Possibly most intriguing is Logos, a scattered array of ‘Blutak’ pieces, with each tiny pale blue cast pinned into the wall. It is really unsettling. The spread apart replicas are indistinguishable from the real thing, and of course don’t look like ‘art’ at all. With an imaginative leap, they take on a symbolic quality of unseen sustainers; hidden dollops of metaphysical Plasticine maintaining order throughout the universe; squishy bonding units from the Divine that hold elemental components together.

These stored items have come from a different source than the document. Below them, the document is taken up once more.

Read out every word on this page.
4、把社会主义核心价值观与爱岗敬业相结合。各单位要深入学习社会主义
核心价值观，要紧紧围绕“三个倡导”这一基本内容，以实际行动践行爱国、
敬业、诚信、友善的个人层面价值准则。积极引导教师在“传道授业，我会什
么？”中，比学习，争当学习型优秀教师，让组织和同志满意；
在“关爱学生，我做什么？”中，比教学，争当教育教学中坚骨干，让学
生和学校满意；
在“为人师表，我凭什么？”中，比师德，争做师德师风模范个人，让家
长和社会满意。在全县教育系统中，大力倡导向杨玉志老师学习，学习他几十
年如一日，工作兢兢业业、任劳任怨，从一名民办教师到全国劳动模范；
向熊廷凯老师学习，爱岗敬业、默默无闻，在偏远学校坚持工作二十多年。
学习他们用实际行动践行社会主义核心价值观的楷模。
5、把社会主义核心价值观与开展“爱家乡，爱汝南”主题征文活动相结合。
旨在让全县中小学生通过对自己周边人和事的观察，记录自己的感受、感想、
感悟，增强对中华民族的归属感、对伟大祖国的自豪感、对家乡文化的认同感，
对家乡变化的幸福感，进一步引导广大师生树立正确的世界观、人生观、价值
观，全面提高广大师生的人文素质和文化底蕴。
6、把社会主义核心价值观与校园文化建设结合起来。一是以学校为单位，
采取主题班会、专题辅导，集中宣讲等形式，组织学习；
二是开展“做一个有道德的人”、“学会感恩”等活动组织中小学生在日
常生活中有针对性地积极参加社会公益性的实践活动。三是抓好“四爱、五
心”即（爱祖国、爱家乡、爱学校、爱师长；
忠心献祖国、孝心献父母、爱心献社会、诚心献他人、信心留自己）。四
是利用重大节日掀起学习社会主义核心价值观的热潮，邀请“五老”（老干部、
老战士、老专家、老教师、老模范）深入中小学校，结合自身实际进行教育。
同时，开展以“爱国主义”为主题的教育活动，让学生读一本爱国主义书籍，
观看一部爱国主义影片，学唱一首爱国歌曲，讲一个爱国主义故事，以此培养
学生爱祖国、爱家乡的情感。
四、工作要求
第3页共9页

Another item that fascinates - but on a visual level - is Don Quixote, a cork and polyurethane wall work where the cast polyurethane sections are arranged like a pictographic drawing, using chunks of running shoe soles. The charcoal grey and blue ellipses are organised rhythmically in swirling linear arabesques. Looking at the title you can just detect the profile of the wandering knight riding his horse, while the shoe rubber hints at incessant travel and little repose.

The whole area of sculptural verisimilitude is an interesting one, especially if you compare carving (Glen Hayward, Fischli and Weiss) with casting (Armanious, Arps, Burrell) and the striving by artists for the creation of new meaning - beyond virtuosity and technical flash - using (amongst other things) humour, incongruity and metaphor.